Given that the names and model numbers of modern processors offer little useful information for the purposes of comparison, we must turn to a source that provides a quantitative, performance based result for each processor. While values such as FLOPS (floating point operations per second) do exist, a synthetic value that takes additional factors into consideration is sometimes advantageous. One such set of numbers is a compilation of Passmark CPU Benchmark scores that can be found at: http://www.cpubenchmark.net/cpu_list.php
On examining this list, it is evident that processors from consecutive generations, with the same clock speed (and same number of cores) show at least a 50% performance improvement. There are other advantages to a current generation CPU:
- They tend to be more energy efficient – this means they run cooler, and on a laptop result in longer battery life
- They tend to include algorithms to improve perceived speed (e.g. HyperThreading, Turbo Boost)
- They tend to have larger and faster caches
- The associated chipset tends to be more recent, which, among other things tends to imply:
- a faster system bus
- support for more recent memory interfaces (e.g. DDR3)
The conclusion should, therefore be, that unless an older generation processor of comparable performance can be found for considerably less than an equivalent current generation processor, one should always choose the current generation processor.
Before moving on, just a quick note on two facets of processors.
Register Size: until a few years ago, computers were largely 32 bit – this means that working with large numbers (over about 4 billion) required an extra step, and it was not possible to address more than 4GB of memory. Most current CPUs are 64-bit, however, not all operating systems are 64 bit. While 64-bit processors/operating systems can run 32 bit programs (which are still dominant), there is no speed advantage, and might actually be an imperceptible speed decrease running a 32-bit program on a 64-bit system. In other words, the only practical upside of the 64-bit processor for the everyday user is the possibility to use more than 4GB of RAM. (It is great for working with large databases and spreadsheets, but that is atypical use).
Multi-core processors: almost all CPUs today are dual or quad cores.
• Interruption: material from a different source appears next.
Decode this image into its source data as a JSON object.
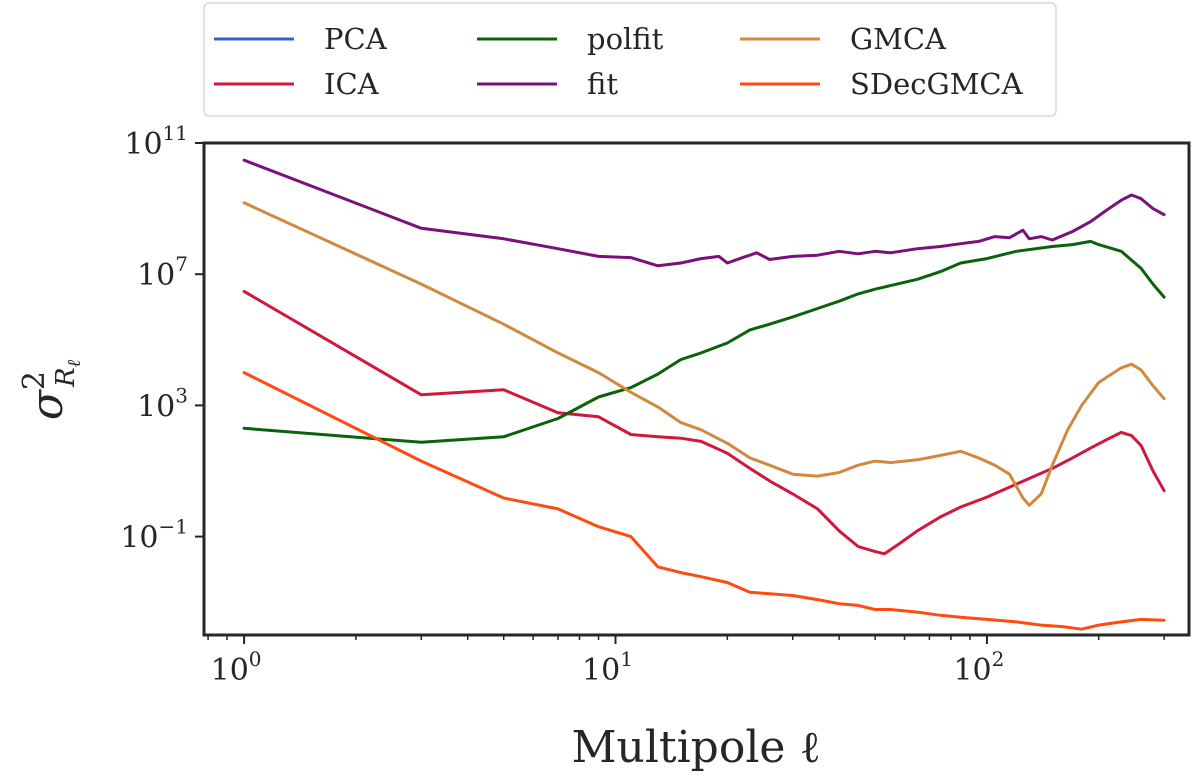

This is usually interpreted as a single CPU having multiple complete processor cores in it. Typically each of these cores operate somewhat independently, although, data can be shared between the cores. The advantage is that any task that can be broken down into smaller tasks can be completed in parallel – and will be done much faster. Unfortunately, most current software is unable to take advantage of multiple cores, and much of the software that does, is unable to scale well to the higher number of cores. Regardless, the effect for the user is considerably better multi-tasking. Tasks can be performed at the same time, leveraging the power of different cores, so that a computer is much more responsive.
Suggestion: go with a mid-range, current generation CPU (at the moment, that would be a Core i5 processor).